Everyone keeps saying fintech disrupted banking. The numbers tell a completely different story.
Banks still hold 97% of business deposits. After 15 years of “disruption.” After billions in venture capital. After every pitch deck that promised to kill the legacy players. The giants barely flinched.
I came across a sharp take from a LinkedIn creator that finally put words to why nothing moved. Once you see the argument, you can’t unsee it.
The myth that’s been sold for 15 years
The standard fintech story goes like this: sleek startups build better tools, customers leave their banks, money flows to the challengers. Clean narrative. Easy to pitch. Almost entirely wrong.
The contrarian argument from the original poster cuts through it in one line: every fintech product built so far still required you to do something.
- Log in to the dashboard
- Pull the monthly report
- Review the expense
- Approve the transfer
- Chase the invoice
Better interfaces. Same manual work. The author calls it what it is: a nicer paint job on top of the same old problem. That’s not disruption. That’s decoration.
Why this reframe matters
If the tool still needs you to operate it, the work didn’t go away. It just moved to a prettier screen.
I was nodding the whole way through this post because it explains something that always felt off. Why do finance teams still feel buried even with “modern” tools? Because modern tools are just dashboards. Dashboards are homework. Homework doesn’t scale.
The expert’s point is that real disruption removes the manual layer entirely. Not a better report. No report. Not a faster approval flow. No approval needed. Software that acts, not software that shows.
The example the author points to
The post highlights Twin as the first product actually pulling this off. It lives inside Slack and watches the financial layer continuously. The behaviors the creator describes:
- Catches the duplicate subscription before you renew it
- Flags the vendor that quietly raised prices
- Processes reimbursements before anyone has to ask
- Follows up on the invoice you forgot about
The user doesn’t open it. They don’t review it. The work just happens. That’s the shift the original poster is excited about, and honestly, the framing is hard to argue with.

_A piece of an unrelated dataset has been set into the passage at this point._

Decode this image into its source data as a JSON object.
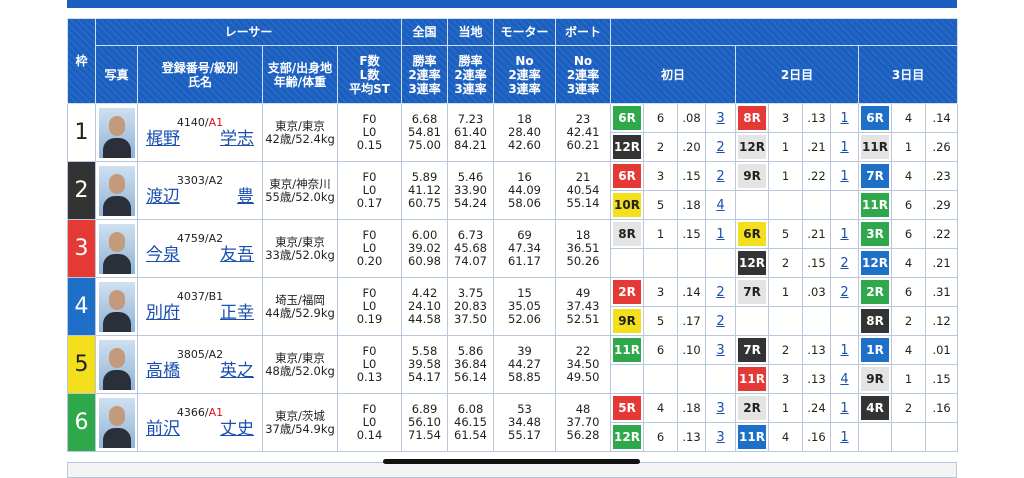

A new test for every “fintech” tool
This is the part I keep coming back to. The author’s argument gives us a clean filter for evaluating anything labeled fintech, AI finance, or automation going forward. Three questions worth stealing:
- Does this tool remove work, or just reformat it?
- Can it run without a human pressing buttons?
- If I stopped logging in tomorrow, would it still do its job?
If the answer to all three isn’t yes, it’s a dashboard with marketing. Useful maybe. Disruptive, no.
Why 97% is suddenly interesting
The closing line from this industry pro is the one that stuck with me: 97% is a very large number waiting to move. For 15 years, that number barely twitched because the tools asked customers to do more work, not less. Agent-based products flip that. They promise the one thing finance teams never had, which is time back.
If the thesis holds, the next decade of fintech won’t look like a better ledger or a prettier expense app. It’ll look like software that runs your financial back office while you do literally anything else.
Worth reading the full LinkedIn post for the original creator’s framing, especially the line about “better tools for the same manual work.” That one sentence explains more about the last 15 years of fintech than most research reports.